In a world where more and more of us are increasingly engaging in internet services and organising our lives in a digital format, most of us may not have considered what will happen when we die.
What is a digital asset?
Unsurprisingly, the term ‘digital asset’ has no precise legal definition. It has been the subject of legal argument but, for the lay person, it can usefully be described as including the following:
- Internet accounts including emails;
- Photographs or videos stored online;
- Social media accounts;
- Music libraries; and
- Virtual currencies, amongst other things.
These are all potential assets: some of which could be valuable and others may only attract a sentimental value.
At Howells, we have found that most clients have not even considered the possibility of gifting digital assets or what will happen to this information when they die.
So, what exactly can be done with our digital assets on death?
Who owns digital data?
It may come as a surprise to know that you probably don’t own what you think you do.
When we sign up to online services, e.g. Internet Service Providers (“ISP”) we usually have to agree to terms and conditions, which are non-negotiable. We enter a contact to use a service. In most cases we are granted a licence to use a service until the contract is terminated.
One exception to this is iTunes. You may have a burning ambition to pass on your digital version of your David Bowie back catalogue to your beneficiaries. However, your downloaded music is only licenced to the individual account holder and Apple retain ultimate control.
It may be the same position in relation to photographs that are uploaded to social media sites.
If any music or photographs are stored electronically on a device you do retain ownership of those but it may not be easy for your Personal Representatives to gain access.
Confidentiality and Privacy
You may think that the simple solution is to leave details of your passwords to enable your Personal Representatives to be able to access your accounts after you have died.
However, most ISP terms and conditions prevent you from disclosing this information and, in some cases, it could be illegal under the Computer Misue Act 1990.
It could also be confusing as to what duty of confidentiality the Personal Representative has towards the deceased. It may not be obvious what the law states and therefore a Personal Representative is best advised to obtain legal advice before proceeding.
So, what can Personal Representatives do?
Internet Service Providers e.g. Microsoft, Google, Facebook etc usually provide a range of options as to how the account can be dealt with after your death and are contained in their terms and conditions. These can include:
- All account content is removed. In the case of Facebook your Personal Representatives will need to provide a copy of the death certificate and the Will, if there is one.
- This will have the effect of keeping the account active after your death but no-one will be able to log into it, accept new friends or be searched for by others.
- Create a legacy contact. This allows you to nominate an individual who will be allowed access to the account after your death.
What can you do now to make it easier after your death?
- Leave clear instructions to your executors what should happen to these assets. They are still assets which form part of your estate.
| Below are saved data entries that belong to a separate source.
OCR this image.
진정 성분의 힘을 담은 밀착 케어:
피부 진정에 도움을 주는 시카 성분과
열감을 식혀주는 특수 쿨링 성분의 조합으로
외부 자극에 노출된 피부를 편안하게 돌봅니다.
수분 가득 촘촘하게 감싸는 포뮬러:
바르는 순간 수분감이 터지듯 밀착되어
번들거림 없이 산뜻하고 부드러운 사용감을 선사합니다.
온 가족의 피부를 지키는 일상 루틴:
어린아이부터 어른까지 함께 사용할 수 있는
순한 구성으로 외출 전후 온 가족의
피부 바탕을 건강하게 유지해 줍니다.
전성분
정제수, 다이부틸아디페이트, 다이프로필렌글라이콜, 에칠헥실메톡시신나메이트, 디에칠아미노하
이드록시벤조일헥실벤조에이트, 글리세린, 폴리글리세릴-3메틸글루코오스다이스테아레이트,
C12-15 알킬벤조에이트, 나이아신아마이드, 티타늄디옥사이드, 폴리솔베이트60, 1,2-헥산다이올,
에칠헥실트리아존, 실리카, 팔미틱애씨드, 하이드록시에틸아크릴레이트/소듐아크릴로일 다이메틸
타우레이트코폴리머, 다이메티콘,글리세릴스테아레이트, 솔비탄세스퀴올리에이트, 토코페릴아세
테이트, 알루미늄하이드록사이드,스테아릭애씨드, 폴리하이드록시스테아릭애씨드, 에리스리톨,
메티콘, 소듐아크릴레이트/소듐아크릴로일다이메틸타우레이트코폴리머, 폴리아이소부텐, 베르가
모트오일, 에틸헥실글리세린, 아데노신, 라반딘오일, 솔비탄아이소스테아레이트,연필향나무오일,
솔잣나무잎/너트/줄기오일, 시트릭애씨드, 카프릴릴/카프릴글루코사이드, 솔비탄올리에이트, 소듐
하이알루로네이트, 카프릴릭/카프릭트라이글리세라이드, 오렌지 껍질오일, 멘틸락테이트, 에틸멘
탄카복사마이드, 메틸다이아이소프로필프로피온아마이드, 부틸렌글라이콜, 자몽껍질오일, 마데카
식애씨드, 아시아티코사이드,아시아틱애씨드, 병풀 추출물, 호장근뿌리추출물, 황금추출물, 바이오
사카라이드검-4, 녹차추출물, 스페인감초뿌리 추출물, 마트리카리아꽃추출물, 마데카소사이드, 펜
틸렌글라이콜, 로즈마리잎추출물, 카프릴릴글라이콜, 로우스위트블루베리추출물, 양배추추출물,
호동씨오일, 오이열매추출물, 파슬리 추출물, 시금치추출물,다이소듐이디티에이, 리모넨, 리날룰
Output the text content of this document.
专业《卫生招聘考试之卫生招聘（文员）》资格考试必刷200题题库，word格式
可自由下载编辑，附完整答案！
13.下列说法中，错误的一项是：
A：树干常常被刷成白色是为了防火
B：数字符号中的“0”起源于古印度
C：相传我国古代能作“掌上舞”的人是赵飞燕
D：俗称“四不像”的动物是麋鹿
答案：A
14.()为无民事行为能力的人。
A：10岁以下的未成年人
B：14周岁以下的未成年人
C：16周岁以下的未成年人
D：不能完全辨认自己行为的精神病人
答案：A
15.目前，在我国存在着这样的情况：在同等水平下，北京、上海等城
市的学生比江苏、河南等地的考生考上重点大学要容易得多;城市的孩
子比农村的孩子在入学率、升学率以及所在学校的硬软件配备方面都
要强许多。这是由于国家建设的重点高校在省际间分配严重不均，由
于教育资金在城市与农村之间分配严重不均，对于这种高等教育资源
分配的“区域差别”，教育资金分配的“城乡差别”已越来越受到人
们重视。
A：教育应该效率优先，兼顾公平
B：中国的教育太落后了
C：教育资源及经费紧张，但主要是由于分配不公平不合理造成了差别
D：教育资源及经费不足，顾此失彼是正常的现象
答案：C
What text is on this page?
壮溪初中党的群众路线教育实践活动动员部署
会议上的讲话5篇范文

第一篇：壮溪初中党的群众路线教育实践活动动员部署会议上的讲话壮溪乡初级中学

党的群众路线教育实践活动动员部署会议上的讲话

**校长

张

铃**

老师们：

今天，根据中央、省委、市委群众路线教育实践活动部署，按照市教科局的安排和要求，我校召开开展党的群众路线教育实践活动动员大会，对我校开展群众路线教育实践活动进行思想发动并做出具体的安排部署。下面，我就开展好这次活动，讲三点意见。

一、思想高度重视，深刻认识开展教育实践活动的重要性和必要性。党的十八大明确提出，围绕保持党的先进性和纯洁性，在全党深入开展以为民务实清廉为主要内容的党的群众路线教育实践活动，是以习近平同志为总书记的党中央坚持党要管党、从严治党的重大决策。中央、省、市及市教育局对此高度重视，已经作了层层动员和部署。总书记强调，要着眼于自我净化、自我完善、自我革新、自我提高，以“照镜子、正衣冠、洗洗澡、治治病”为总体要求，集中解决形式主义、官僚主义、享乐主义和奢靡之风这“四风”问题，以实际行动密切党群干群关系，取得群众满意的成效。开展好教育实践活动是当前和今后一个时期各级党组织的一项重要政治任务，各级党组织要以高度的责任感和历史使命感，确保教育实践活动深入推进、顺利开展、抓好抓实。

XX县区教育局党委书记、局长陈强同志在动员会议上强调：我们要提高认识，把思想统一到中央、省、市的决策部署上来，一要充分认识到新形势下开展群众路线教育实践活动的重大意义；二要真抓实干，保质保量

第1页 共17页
- Log onto your social media accounts and change the settings to reflect how you would like your asset to be dealt with on your death. It is not possible to assume what will happen to your accounts on death and therefore it is prudent to carry out as much research now and plan ahead.
- Back up your digital assets e.g. by saving photographs to memory sticks or printing them out.
There is a growing trend for us to possess more and more digital assets. Lindsey Rawson, partner at Howells LLP advises that it cannot be underestimated how important it is to plan ahead now and update all digital information and your post death wishes to enable your Personal Representatives to be able to manage those assets, transfer or close them down. It can sometimes take longer to deal with digital assets than the traditional paper based assets in order to bring the accounts to a close in an efficient and thorough manner whilst retaining respect for the deceased and any beneficiaries.